Mi amigo Pablo es un viajero incansable y empedernido. De los que le gusta peregrinar por lugares remotos, inhabituales e inolvidables. Su última excursión, por ejemplo, fue al Báltico. A recorrer Lituania, Estonia y Letonia, y, como cierre de la travesía, se dio un salto a San Petersburgo, en Moscú.

Y ya a su vuelta, haciendo escala en Madrid, me envía un mensaje a través de Facebook. “Compadre, avísame si quieres algún libro de los que no se encuentran en Lima, porque me estoy dando un salto a la Casa del Libro”, escribe. Y yo, sin dudarlo un instante, respondí: “Matar a un ruiseñor. Hace dos años que lo vengo buscando por todas las librerías, y nada. ¿Puedes creerlo?”, le dije. Y él: “Dalo por hecho. Te llamo el lunes”.

¿Y qué creen? Así fue. Pablo me llamó llegando, y quedamos en un café en el Haití de Miraflores. Les aseguro que por un momento pensé que no lo iba a conseguir. Pero me equivoqué de cabo a rabo. Por suerte.

Una vez en el Haití, nos ubicamos en la mezzanine, donde solamente entran algunas pocas mesas y se puede conversar tranquilamente, sin subir ni bajar la voz, a pesar del bullicio. Pablo, quien siempre anda con sacos elegantes y acababa de salir en la portada de Cosas Hombre, llegó suavemente risueño y se sentó frente a mí con el libro en la mano. Y con sus modales implacablemente corteses, me lo alcanzó. Y yo, la verdad, por un instante me sentí como un niño en navidad. Disfrutando del regalo.

Y luego, ya adivinarán, después del sentido agradecimiento que le profesé a Pablo, charlamos con más familiaridad sobre todo tipo de temas. Los típicos, ya saben. Política. Chismes. Libros. Lo inseguro que se siente uno en Lima. Y lo que significa conducir un vehículo por la ciudad, en la que ríos de automóviles se zurran en casi todas las normas de tránsito. O sin casi. En fin. También hablamos de su viaje, y del libro que me trajo, entre traguitos de café espresso.

Porque a eso iba. Y es que hubo un tiempo en el que la película que produjo Alan Pakula, y en la que Gregory Peck se luce metiéndose en los zapatos de Atticus Finch, la veía tantas veces como otros se enganchan con ciertas canciones. Pero lo que parecía mentira es que, el libro de Harper Lee, con el que se ganó el Premio Pulitzer en 1961, y en el que está basada la película, no lo había leído.

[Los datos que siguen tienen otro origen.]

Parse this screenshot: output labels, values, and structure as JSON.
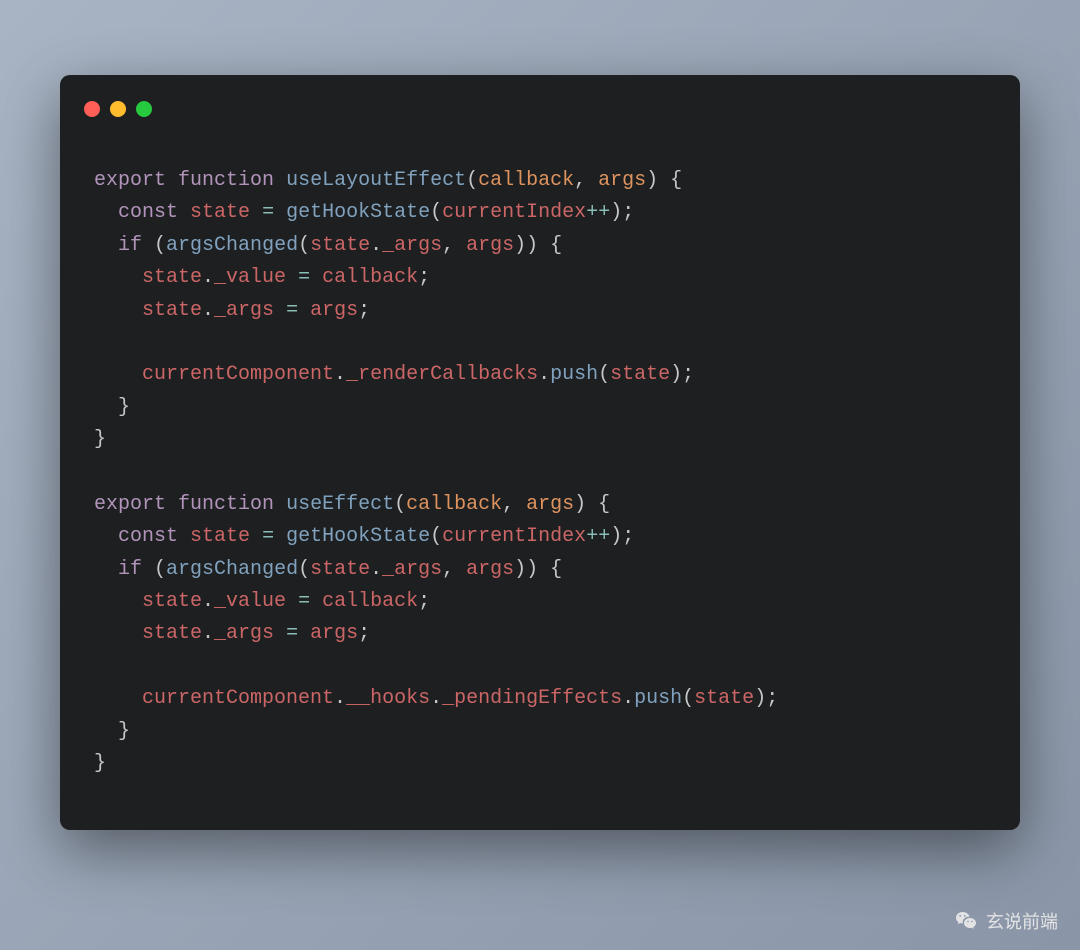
{
  "watermark": {
    "label": "玄说前端"
  },
  "code": {
    "tokens": [
      [
        [
          "kw",
          "export"
        ],
        [
          "pn",
          " "
        ],
        [
          "kw",
          "function"
        ],
        [
          "pn",
          " "
        ],
        [
          "fn",
          "useLayoutEffect"
        ],
        [
          "pn",
          "("
        ],
        [
          "prm",
          "callback"
        ],
        [
          "pn",
          ", "
        ],
        [
          "prm",
          "args"
        ],
        [
          "pn",
          ") {"
        ]
      ],
      [
        [
          "pn",
          "  "
        ],
        [
          "kw",
          "const"
        ],
        [
          "pn",
          " "
        ],
        [
          "id",
          "state"
        ],
        [
          "pn",
          " "
        ],
        [
          "op",
          "="
        ],
        [
          "pn",
          " "
        ],
        [
          "fn",
          "getHookState"
        ],
        [
          "pn",
          "("
        ],
        [
          "id",
          "currentIndex"
        ],
        [
          "op",
          "++"
        ],
        [
          "pn",
          ");"
        ]
      ],
      [
        [
          "pn",
          "  "
        ],
        [
          "kw",
          "if"
        ],
        [
          "pn",
          " ("
        ],
        [
          "fn",
          "argsChanged"
        ],
        [
          "pn",
          "("
        ],
        [
          "id",
          "state"
        ],
        [
          "pn",
          "."
        ],
        [
          "id",
          "_args"
        ],
        [
          "pn",
          ", "
        ],
        [
          "id",
          "args"
        ],
        [
          "pn",
          ")) {"
        ]
      ],
      [
        [
          "pn",
          "    "
        ],
        [
          "id",
          "state"
        ],
        [
          "pn",
          "."
        ],
        [
          "id",
          "_value"
        ],
        [
          "pn",
          " "
        ],
        [
          "op",
          "="
        ],
        [
          "pn",
          " "
        ],
        [
          "id",
          "callback"
        ],
        [
          "pn",
          ";"
        ]
      ],
      [
        [
          "pn",
          "    "
        ],
        [
          "id",
          "state"
        ],
        [
          "pn",
          "."
        ],
        [
          "id",
          "_args"
        ],
        [
          "pn",
          " "
        ],
        [
          "op",
          "="
        ],
        [
          "pn",
          " "
        ],
        [
          "id",
          "args"
        ],
        [
          "pn",
          ";"
        ]
      ],
      [
        [
          "pn",
          ""
        ]
      ],
      [
        [
          "pn",
          "    "
        ],
        [
          "id",
          "currentComponent"
        ],
        [
          "pn",
          "."
        ],
        [
          "id",
          "_renderCallbacks"
        ],
        [
          "pn",
          "."
        ],
        [
          "fn",
          "push"
        ],
        [
          "pn",
          "("
        ],
        [
          "id",
          "state"
        ],
        [
          "pn",
          ");"
        ]
      ],
      [
        [
          "pn",
          "  }"
        ]
      ],
      [
        [
          "pn",
          "}"
        ]
      ],
      [
        [
          "pn",
          ""
        ]
      ],
      [
        [
          "kw",
          "export"
        ],
        [
          "pn",
          " "
        ],
        [
          "kw",
          "function"
        ],
        [
          "pn",
          " "
        ],
        [
          "fn",
          "useEffect"
        ],
        [
          "pn",
          "("
        ],
        [
          "prm",
          "callback"
        ],
        [
          "pn",
          ", "
        ],
        [
          "prm",
          "args"
        ],
        [
          "pn",
          ") {"
        ]
      ],
      [
        [
          "pn",
          "  "
        ],
        [
          "kw",
          "const"
        ],
        [
          "pn",
          " "
        ],
        [
          "id",
          "state"
        ],
        [
          "pn",
          " "
        ],
        [
          "op",
          "="
        ],
        [
          "pn",
          " "
        ],
        [
          "fn",
          "getHookState"
        ],
        [
          "pn",
          "("
        ],
        [
          "id",
          "currentIndex"
        ],
        [
          "op",
          "++"
        ],
        [
          "pn",
          ");"
        ]
      ],
      [
        [
          "pn",
          "  "
        ],
        [
          "kw",
          "if"
        ],
        [
          "pn",
          " ("
        ],
        [
          "fn",
          "argsChanged"
        ],
        [
          "pn",
          "("
        ],
        [
          "id",
          "state"
        ],
        [
          "pn",
          "."
        ],
        [
          "id",
          "_args"
        ],
        [
          "pn",
          ", "
        ],
        [
          "id",
          "args"
        ],
        [
          "pn",
          ")) {"
        ]
      ],
      [
        [
          "pn",
          "    "
        ],
        [
          "id",
          "state"
        ],
        [
          "pn",
          "."
        ],
        [
          "id",
          "_value"
        ],
        [
          "pn",
          " "
        ],
        [
          "op",
          "="
        ],
        [
          "pn",
          " "
        ],
        [
          "id",
          "callback"
        ],
        [
          "pn",
          ";"
        ]
      ],
      [
        [
          "pn",
          "    "
        ],
        [
          "id",
          "state"
        ],
        [
          "pn",
          "."
        ],
        [
          "id",
          "_args"
        ],
        [
          "pn",
          " "
        ],
        [
          "op",
          "="
        ],
        [
          "pn",
          " "
        ],
        [
          "id",
          "args"
        ],
        [
          "pn",
          ";"
        ]
      ],
      [
        [
          "pn",
          ""
        ]
      ],
      [
        [
          "pn",
          "    "
        ],
        [
          "id",
          "currentComponent"
        ],
        [
          "pn",
          "."
        ],
        [
          "id",
          "__hooks"
        ],
        [
          "pn",
          "."
        ],
        [
          "id",
          "_pendingEffects"
        ],
        [
          "pn",
          "."
        ],
        [
          "fn",
          "push"
        ],
        [
          "pn",
          "("
        ],
        [
          "id",
          "state"
        ],
        [
          "pn",
          ");"
        ]
      ],
      [
        [
          "pn",
          "  }"
        ]
      ],
      [
        [
          "pn",
          "}"
        ]
      ]
    ]
  }
}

Pues les cuento que lo acabo de terminar, y me siento como si hubiese llenado un vacío interior. Uno de los tantos, digo. Y claro. Para variar, el libro supera al filme, pese a que este está muy bien logrado. La cosa es que, leer a Harper Lee es un placer. Y aunque siempre resulta complicado sintetizar una publicación en pocas líneas sin traicionarla, qué quieren que les diga, Matar a un ruiseñor es un libro entrañable, cuyas páginas se devoran una tras otra, prácticamente sin pestañear.

Si no conocen la trama, se las cuento en corto. Atticus Finch, un abogado de un pequeño pueblecito sureño de Alabama, viudo y con dos hijos, acepta defender a un campesino negro acusado de violar a una joven blanca. Y la historia la narra una mujer adulta que evoca su infancia y la relación con su padre y su hermano Jem. Bueno. Este es el hilo conductor de la peli, pero el libro abarca otros temas que tienen que ver con la paternidad de Finch. De hecho, Harper Lee se inspira en su propio padre para crear al personaje. Su padre, Amasa Lee, según he leído por ahí, era un ejemplo de integridad. Y el apellido Finch lo toma prestado de su madre. Al igual que Atticus, Amasa Lee había sido abogado y en 1923 defendió ante los tribunales a un hombre negro.

De otra parte, los personajes de “Scout” y “Dill” están inspirados en la niñez de la propia autora y del también genial escritor Truman Capote, amigo suyo de la infancia.

Cosa curiosa, Harper Lee (Monroeville, Alabama, 1926) no volvió a escribir más. Al parecer, escribió algunos pocos ensayos, pero Matar a un ruiseñor fue su única novela publicada hasta la fecha. Eso sí. Una novela conmovedora, divertida y agradable, como escribió Truman Capote.


Tomado de La República. Columna El ojo de Mordor.